Issus de milieux modestes, les deux artistes ont rencontré plusieurs échecs, le refus de l’entrée à l’École des beaux-Arts pour le sculpteur et l’échec au Prix de Rome pour le peintre, avant de connaitre le succès vers 1880. Dès leur rencontre vers 1885 par l’intermédiaire du critique d’art Roger Marx, Rodin et Carrière partagent de nombreuses affinités esthétiques et nouent une amitié fidèle et profonde. Ils visitent régulièrement leurs ateliers respectifs et s’offrent respectivement plusieurs de leurs œuvres. Comme l’atteste le catalogue de la vente de l’atelier d’Eugène Carrière les 2 et 3 février 1920, le peintre possédait des plâtres et des bronzes du sculpteur. Poussés par un respect et une admiration mutuelle, ils se témoignent un soutien indéfectible tout au long de leurs carrières. Le peintre intervient notamment en faveur de Rodin lors de la présentation du Balzac qui suscite un scandale au Salon de 1898. Carrière, déterminé à aider son ami, lance lui-même une souscription pour financer la fonte en bronze de l’œuvre monumentale. À la disparition du peintre en 1906, le maître de Meudon demande à la famille l’autorisation de faire réaliser le moulage du visage et des mains de son ami. En 1908, Rodin fonde la Société des Amis d’Eugène Carrière dont il prend la présidence.
Le goût pour l’idée du fragment se développe chez Rodin au cours de sa formation à l’École impériale spéciale de dessin et de mathématiques dite « Petite École » qui privilégie l’étude du corps humain par parties et par la copie d’antiques souvent lacunaires. Dans cette recherche de fragmentation, la main est l’un des sujets de prédilection de Rodin et il y trouve dans sa réalisation indépendante un véritable défi : « J’ai dû beaucoup travailler pour atteindre à ce maximum de vérité d’expression dans le modelé de la main. L’étude de la main humaine est pleine de difficultés. Aujourd’hui j’y trouve un sujet des plus familiers et je m’y complais sans effort ». Georges Grappe, conservateur du musée Rodin de 1925 à 1944, inventorie près de 450 mains en terre cuite et plâtre dans l’atelier du maître. Rodin manipule, observe, ajoute ou soustrait ces mains à des figures.

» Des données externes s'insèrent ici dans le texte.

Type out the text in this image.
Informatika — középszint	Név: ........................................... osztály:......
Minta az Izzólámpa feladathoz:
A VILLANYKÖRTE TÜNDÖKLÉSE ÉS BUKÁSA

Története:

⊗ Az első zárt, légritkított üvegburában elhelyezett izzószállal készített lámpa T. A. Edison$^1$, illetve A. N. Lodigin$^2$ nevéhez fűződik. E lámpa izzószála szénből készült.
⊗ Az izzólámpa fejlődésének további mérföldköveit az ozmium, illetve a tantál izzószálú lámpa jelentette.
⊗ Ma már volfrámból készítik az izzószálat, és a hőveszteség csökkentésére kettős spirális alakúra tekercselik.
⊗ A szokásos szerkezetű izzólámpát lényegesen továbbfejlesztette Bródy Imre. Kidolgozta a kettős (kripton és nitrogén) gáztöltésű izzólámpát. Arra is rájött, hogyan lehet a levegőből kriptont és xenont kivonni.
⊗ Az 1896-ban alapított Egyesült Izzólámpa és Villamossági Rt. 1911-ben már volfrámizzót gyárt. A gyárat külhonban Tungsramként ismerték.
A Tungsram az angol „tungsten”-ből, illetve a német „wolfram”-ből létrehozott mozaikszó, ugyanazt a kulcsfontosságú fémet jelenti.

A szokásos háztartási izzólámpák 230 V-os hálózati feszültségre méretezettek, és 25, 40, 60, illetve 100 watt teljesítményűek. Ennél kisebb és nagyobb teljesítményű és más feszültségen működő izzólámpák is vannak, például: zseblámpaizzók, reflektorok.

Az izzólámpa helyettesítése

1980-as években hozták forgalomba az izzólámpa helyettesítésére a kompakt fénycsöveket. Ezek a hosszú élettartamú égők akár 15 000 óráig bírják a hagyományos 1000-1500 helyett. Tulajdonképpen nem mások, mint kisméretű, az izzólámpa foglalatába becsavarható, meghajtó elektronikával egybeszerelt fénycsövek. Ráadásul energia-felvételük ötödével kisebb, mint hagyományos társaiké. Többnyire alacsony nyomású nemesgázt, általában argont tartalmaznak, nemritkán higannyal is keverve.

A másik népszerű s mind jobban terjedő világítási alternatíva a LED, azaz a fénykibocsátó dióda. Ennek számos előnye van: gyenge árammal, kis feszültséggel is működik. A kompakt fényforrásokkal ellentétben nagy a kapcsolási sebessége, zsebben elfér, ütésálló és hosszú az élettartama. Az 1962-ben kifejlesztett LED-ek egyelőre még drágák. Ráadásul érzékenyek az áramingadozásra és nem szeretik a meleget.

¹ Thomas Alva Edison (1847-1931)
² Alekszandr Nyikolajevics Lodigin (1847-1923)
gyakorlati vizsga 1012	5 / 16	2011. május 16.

On peut citer l’Adieu réalisé vers 1893-1895 à partir du portrait de Camille Claudel aux cheveux courts auquel le sculpteur ajoute un exemplaire de la Main droite féminine similaire à la nôtre. Elles font aussi l’objet d’assemblages comme pour La Cathédrale ou Le Secret. Parfois intitulées « Mains d’expression », elles s’inscrivent dans la tradition de l’exercice académique de la tête d’expression. Dans le cas de sculptures en pied, elles deviennent des outils dédiés à l’expressivité du geste : dans Les Bourgeois de Calais, elles incarnent par exemple la résignation d’Eustache de Saint Pierre, le désespoir d’Andrieu d’Andres, ou encore la détermination de Pierre de Wissant.
Émouvant témoignage de la profonde amitié qui lie les deux artistes, présentées toutes les trois sur un même socle architecturé, nos trois mains interagissent, dialoguent et se répondent, formant un tout qui s’inscrit dans l’espace comme une sculpture autonome.